On 5/28/13 1:05 PM, Lee Spector wrote:
On May 28, 2013, at 2:40 PM, Ben Mabey wrote:
The flag is a system property:
"-Dclojure.compiler.disable-locals-clearing=true". So you can add that string
to your project.clj's :jvm-opts if you are using lein. This will, of course, slow down
your program but when I've used it in the past it hasn't made it unusable for development.
Thanks for the project.clj specifics Ben.
It still isn't clear to me if/how I could then look at the locals after hitting
an unexpected exception. Perhaps Cedric's strategy described a couple of
messages back (which I didn't fully understand) would work here? But from the
lack of followup to this post
http://comments.gmane.org/gmane.comp.java.clojure.swank-clojure.devel/106 -- I
wonder if it still won't work when hitting unexpected exceptions.
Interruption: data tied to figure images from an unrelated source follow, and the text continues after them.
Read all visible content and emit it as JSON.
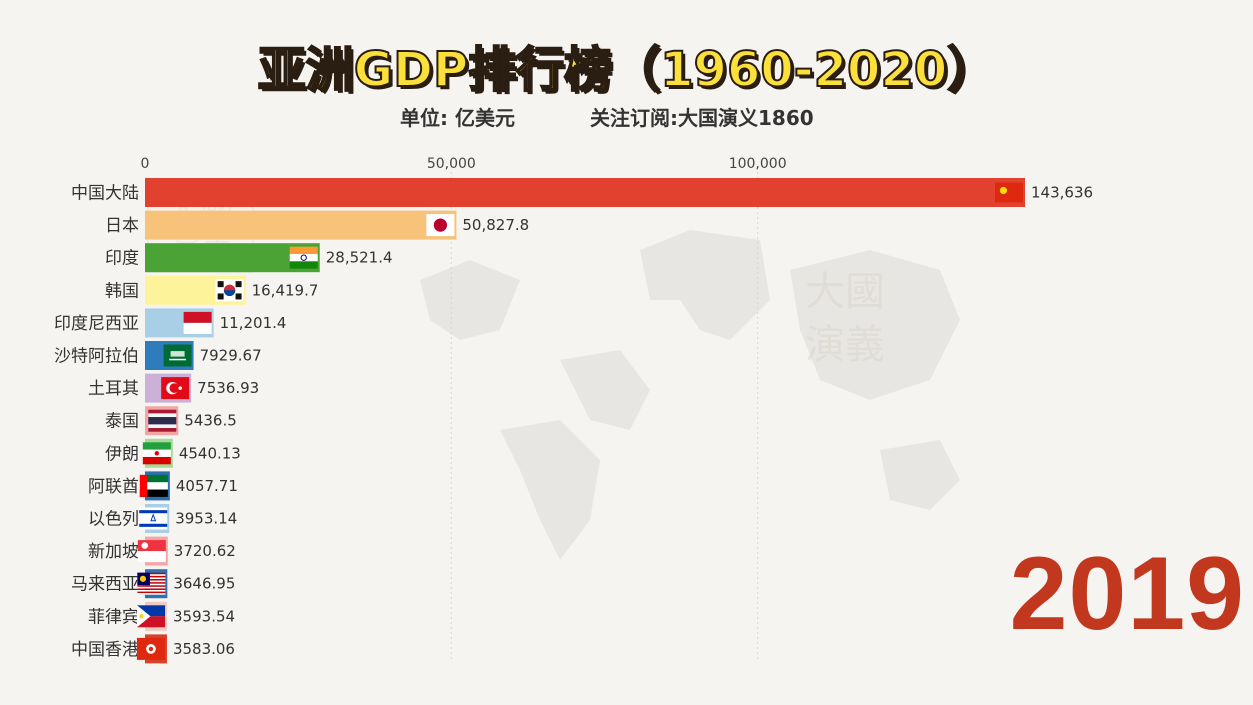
{
  "header": {
    "title": "亚洲GDP排行榜（1960-2020）",
    "unit_label": "单位: 亿美元",
    "follow_label": "关注订阅:大国演义1860"
  },
  "watermark": {
    "text_top": "大國",
    "text_bottom": "演義"
  },
  "year": "2019",
  "colors": {
    "title_fill": "#fbe03c",
    "title_stroke": "#2a1d12",
    "year": "#c2381f",
    "background": "#f6f4f0"
  },
  "chart_data": {
    "type": "bar",
    "orientation": "horizontal",
    "x_ticks": [
      0,
      50000,
      100000
    ],
    "x_tick_labels": [
      "0",
      "50,000",
      "100,000"
    ],
    "xlim": [
      0,
      145000
    ],
    "categories": [
      "中国大陆",
      "日本",
      "印度",
      "韩国",
      "印度尼西亚",
      "沙特阿拉伯",
      "土耳其",
      "泰国",
      "伊朗",
      "阿联酋",
      "以色列",
      "新加坡",
      "马来西亚",
      "菲律宾",
      "中国香港"
    ],
    "values": [
      143636,
      50827.8,
      28521.4,
      16419.7,
      11201.4,
      7929.67,
      7536.93,
      5436.5,
      4540.13,
      4057.71,
      3953.14,
      3720.62,
      3646.95,
      3593.54,
      3583.06
    ],
    "value_labels": [
      "143,636",
      "50,827.8",
      "28,521.4",
      "16,419.7",
      "11,201.4",
      "7929.67",
      "7536.93",
      "5436.5",
      "4540.13",
      "4057.71",
      "3953.14",
      "3720.62",
      "3646.95",
      "3593.54",
      "3583.06"
    ],
    "bar_colors": [
      "#e3412f",
      "#f7c27a",
      "#4ba336",
      "#fdf39a",
      "#a9cfe6",
      "#2f7cbd",
      "#cbb1d7",
      "#f3a7a4",
      "#a6db97",
      "#2b6fae",
      "#a9cfe6",
      "#f6a6a6",
      "#2c73b3",
      "#f2c9c0",
      "#d9402c"
    ],
    "flags": [
      "china-flag",
      "japan-flag",
      "india-flag",
      "korea-flag",
      "indonesia-flag",
      "saudi-flag",
      "turkey-flag",
      "thailand-flag",
      "iran-flag",
      "uae-flag",
      "israel-flag",
      "singapore-flag",
      "malaysia-flag",
      "philippines-flag",
      "hongkong-flag"
    ]
  }
}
To do this I have been using nrepl-ritz's |'M-x
nrepl-ritz-break-on-exception'. If you are using emacs and haven't
looked into ritz I would highly encourage taking the time to do so. It
is painless to install these days and you can watch a nice presentation
on it
(https://github.com/pallet/ritz/tree/develop/nrepl#additional-resources). If
you aren't using emacs then I don't have any suggestions for you. :(
|
Also, I guess I don't understand what locals clearing is in this context, but why would
this slow things down? If it's just preventing the clearing of locals when handling an
exception then I'd expect it to have no effect except during an exception... Do you mean
that it'll slow down code that does a lot of "exception" handling in
circumstances that aren't really exceptional? Or will this flag do something very
different than what I'm thinking, like causing all locals everywhere to be retained
forever? That'd cause problems worse than just slowdowns, I would think.
It would slow things down in that more things wouldn't be allowed to be
GCed as soon as they would be with locals clearing (the usual culprit
being lazy seqs). Unfortunately, I don't know enough of the details of
how and when locals clearing works to give you more details. So I'd
love to hear a better explanation from someone who knows.